The San Antonio Spurs missed the post-season in back-to-back campaigns for the first time during the 27-year tenure of Gregg Popovich. San Antonio enjoyed a dynastic run in the NBA, spanning two decades with Tim Duncan leading the team on the court, with the brilliance of Popovich on the sideline orchestrating runs to five championships. The last came in the 2013/2014 season when the new era of the Spurs appeared to be blooming as Duncan passed on the baton to Kawhi Leonard.
However, Popovich could not keep Leonard happy in San Antonio and was forced to trade his superstar, which has resulted in a tremendous decline for the franchise. The Spurs will now be underdogs for those betting on the NBA games with Betfair after losing another key piece during the last off-season in the form of DeMar DeRozan. The Spurs currently stand at odds of 100/1 to be crowned the Championship winners. Popovich now has a roster filled with fresh-faced up-and-comers in the NBA but is faced with the massive challenge of competing in the process of a rebuild.

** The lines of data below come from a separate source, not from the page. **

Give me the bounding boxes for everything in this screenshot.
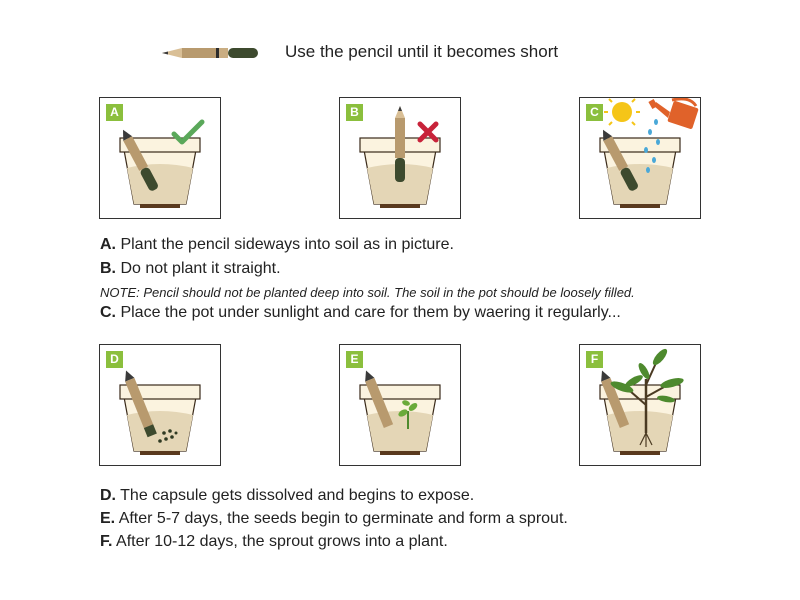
caption-a: A. Plant the pencil sideways into soil a… <box>100 236 454 253</box>
caption-e: E. After 5-7 days, the seeds begin to ge… <box>100 510 568 527</box>
panel-d-badge: D <box>106 351 123 368</box>
short-pencil-icon <box>162 48 258 58</box>
panel-e-badge: E <box>346 351 363 368</box>
caption-b: B. Do not plant it straight. <box>100 260 281 277</box>
panel-f-badge: F <box>586 351 603 368</box>
panel-c-badge: C <box>586 104 603 121</box>
note-text: NOTE: Pencil should not be planted deep … <box>100 285 635 300</box>
panel-b-badge: B <box>346 104 363 121</box>
panel-e: E <box>339 344 461 466</box>
panel-a: A <box>99 97 221 219</box>
caption-f: F. After 10-12 days, the sprout grows in… <box>100 533 448 550</box>
header-instruction: Use the pencil until it becomes short <box>285 42 559 61</box>
panel-c: C <box>579 97 701 219</box>
panel-d: D <box>99 344 221 466</box>
sun-icon <box>604 98 640 126</box>
panel-a-badge: A <box>106 104 123 121</box>
panel-b: B <box>339 97 461 219</box>
header: Use the pencil until it becomes short <box>0 0 800 105</box>
panel-f: F <box>579 344 701 466</box>
caption-d: D. The capsule gets dissolved and begins… <box>100 487 475 504</box>
caption-c: C. Place the pot under sunlight and care… <box>100 304 621 321</box>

There are key similarities between the Spurs and the New England Patriots in the NFL where Bill Belichick and Tom Brady dominated the league for a period of 20 years. The Patriots won six Super Bowls between the 2001 and 2018 seasons before Brady opted to leave Foxborough after failing to agree on a new contract with the franchise.
Much has been made of his departure, including strong insinuations of a fallout between Brady and Belichick regarding personnel and his value to the organisation even into his mid-forties. Brady proved a point in the 2020 campaign just as Kawhi immediately after his departure from San Antonio by winning a title with another team. Whereas Belichick has shared the struggle with Popovich and is trending towards a second season outside of the playoffs due to a lack of talent on his roster.

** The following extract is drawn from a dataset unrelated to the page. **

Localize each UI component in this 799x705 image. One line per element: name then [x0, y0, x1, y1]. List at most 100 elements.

Both Belichick and Popovich excelled in their strategy on the field and court, respectively. They found icons that they could successfully build around to the tune of multiple titles. The two coaches should be commended for their long-term success. However, both coaches appear to be failing to understand their respective sports in the modern era where player-power is more important than ever. Duncan was a loyal leader on the court throughout his tenure in San Antonio, while Brady too was the complaint figurehead of the Patriots’ lockerroom for the majority of his time in New England.

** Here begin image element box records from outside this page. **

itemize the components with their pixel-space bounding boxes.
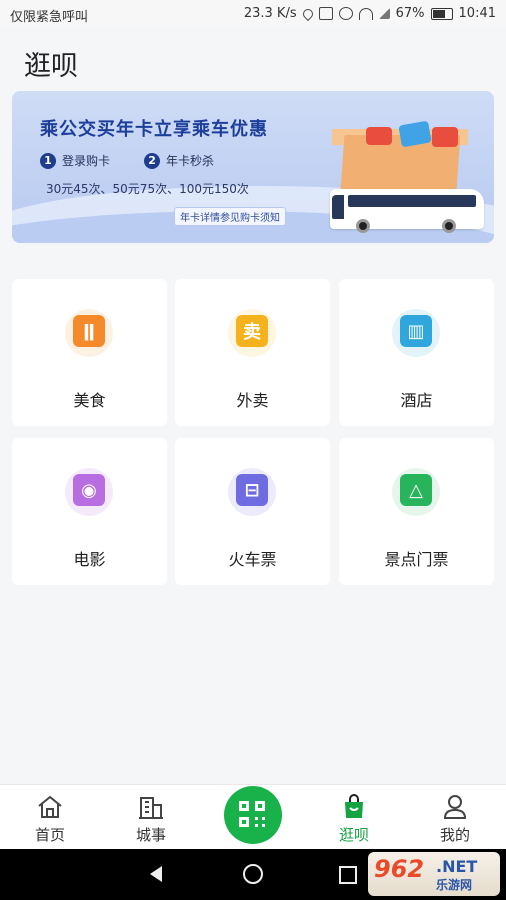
service-label: 景点门票 — [384, 550, 449, 569]
bus-illustration — [330, 189, 484, 233]
tab-label: 逛呗 — [338, 826, 369, 844]
icon-halo: ▥ — [392, 309, 440, 357]
qr-scan-icon — [239, 801, 249, 811]
service-card-scenic[interactable]: △ 景点门票 — [339, 438, 494, 585]
qr-scan-icon — [255, 817, 265, 827]
icon-halo: ǁ — [65, 309, 113, 357]
profile-icon — [443, 795, 467, 819]
tab-home[interactable]: 首页 — [0, 785, 100, 850]
gift-icon — [366, 127, 392, 145]
tab-label: 首页 — [34, 826, 65, 844]
service-label: 美食 — [73, 391, 106, 410]
icon-halo: △ — [392, 468, 440, 516]
banner-step: 1 登录购卡 — [40, 152, 110, 169]
qr-scan-icon — [239, 817, 249, 827]
service-card-train[interactable]: ⊟ 火车票 — [175, 438, 330, 585]
watermark-brand: 962 — [374, 855, 425, 883]
tab-label: 我的 — [439, 826, 470, 844]
icon-halo: 卖 — [228, 309, 276, 357]
clock: 10:41 — [458, 6, 496, 21]
service-card-takeout[interactable]: 卖 外卖 — [175, 279, 330, 426]
city-icon — [139, 797, 163, 819]
service-label: 外卖 — [236, 391, 269, 410]
mute-icon — [338, 7, 353, 20]
recent-apps-icon[interactable] — [339, 866, 357, 884]
step-number: 2 — [144, 152, 161, 169]
gift-icon — [432, 127, 458, 147]
qr-scan-button[interactable] — [224, 786, 282, 844]
tab-profile[interactable]: 我的 — [405, 785, 505, 850]
tab-label: 城事 — [135, 826, 166, 844]
carrier-text: 仅限紧急呼叫 — [10, 10, 89, 25]
watermark-sub: 乐游网 — [436, 878, 473, 892]
promo-banner[interactable]: 乘公交买年卡立享乘车优惠 1 登录购卡 2 年卡秒杀 30元45次、50元75次… — [12, 91, 494, 243]
tab-city[interactable]: 城事 — [101, 785, 201, 850]
battery-percent: 67% — [395, 6, 425, 21]
banner-title: 乘公交买年卡立享乘车优惠 — [40, 119, 268, 140]
watermark-domain: .NET — [436, 857, 478, 876]
bus-windows — [348, 195, 476, 207]
service-label: 酒店 — [400, 391, 433, 410]
scenic-ticket-icon: △ — [400, 474, 432, 506]
nfc-icon — [318, 7, 333, 20]
signal-icon — [378, 8, 390, 19]
shopping-bag-icon — [345, 794, 363, 818]
step-label: 年卡秒杀 — [166, 154, 215, 168]
bus-windshield — [332, 195, 344, 219]
bus-wheel — [442, 219, 456, 233]
location-icon — [300, 6, 315, 21]
network-speed: 23.3 K/s — [243, 6, 297, 21]
service-card-hotel[interactable]: ▥ 酒店 — [339, 279, 494, 426]
takeout-icon: 卖 — [236, 315, 268, 347]
home-icon — [38, 795, 62, 818]
banner-steps: 1 登录购卡 2 年卡秒杀 — [40, 152, 214, 169]
qr-scan-icon — [255, 801, 265, 811]
back-icon[interactable] — [150, 866, 162, 882]
wifi-icon — [358, 7, 373, 20]
status-bar: 仅限紧急呼叫 23.3 K/s 67% 10:41 — [0, 0, 506, 28]
banner-step: 2 年卡秒杀 — [144, 152, 214, 169]
banner-note: 年卡详情参见购卡须知 — [174, 207, 286, 226]
hotel-icon: ▥ — [400, 315, 432, 347]
watermark-logo: 962 .NET 乐游网 — [368, 852, 500, 896]
service-card-movie[interactable]: ◉ 电影 — [12, 438, 167, 585]
banner-prices: 30元45次、50元75次、100元150次 — [46, 182, 249, 196]
service-label: 电影 — [73, 550, 106, 569]
home-button-icon[interactable] — [243, 864, 263, 884]
icon-halo: ⊟ — [228, 468, 276, 516]
step-number: 1 — [40, 152, 56, 169]
battery-icon — [430, 7, 453, 20]
movie-icon: ◉ — [73, 474, 105, 506]
food-icon: ǁ — [73, 315, 105, 347]
bus-wheel — [356, 219, 370, 233]
tab-shopping[interactable]: 逛呗 — [304, 785, 404, 850]
step-label: 登录购卡 — [62, 154, 111, 168]
train-icon: ⊟ — [236, 474, 268, 506]
service-label: 火车票 — [228, 550, 277, 569]
page-title: 逛呗 — [24, 51, 78, 82]
service-card-food[interactable]: ǁ 美食 — [12, 279, 167, 426]
icon-halo: ◉ — [65, 468, 113, 516]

Popovich was not ready for the challenge of controlling Kawhi and opted to trade away his superstar to attempt to maintain order, backing his own coaching brilliance and a strong locker room to maintain the Spurs’ run of success. It has backfired spectacularly on the 72-year-old, and he and the franchise have now been forced into a dramatic rebuild and are well off the pace in terms of competing in the Western Conference. It would not be a surprise to see the Spurs finish bottom of the standings in the 2021/22 campaign even with the promise of a few of their fledgling talents.
Belichick too gambled and believed that his own philosophy was greater than the sum of one player. It worked in the past with Ty Law, Richard Seymour, Randy Moss, Wes Welker and Logan Mankins. However, Brady was a step too far and it resulted in a 7-9 campaign in 2020. Although Mac Jones has offered hope for the franchise for the future in 2021, the Patriots are a long way from the dominant franchise of the past.
It has been a humbling experience for two of the greatest coaches of all time, and perhaps even a lesson for them even with their experience that the power lies with the superstars on the court rather than on the sideline.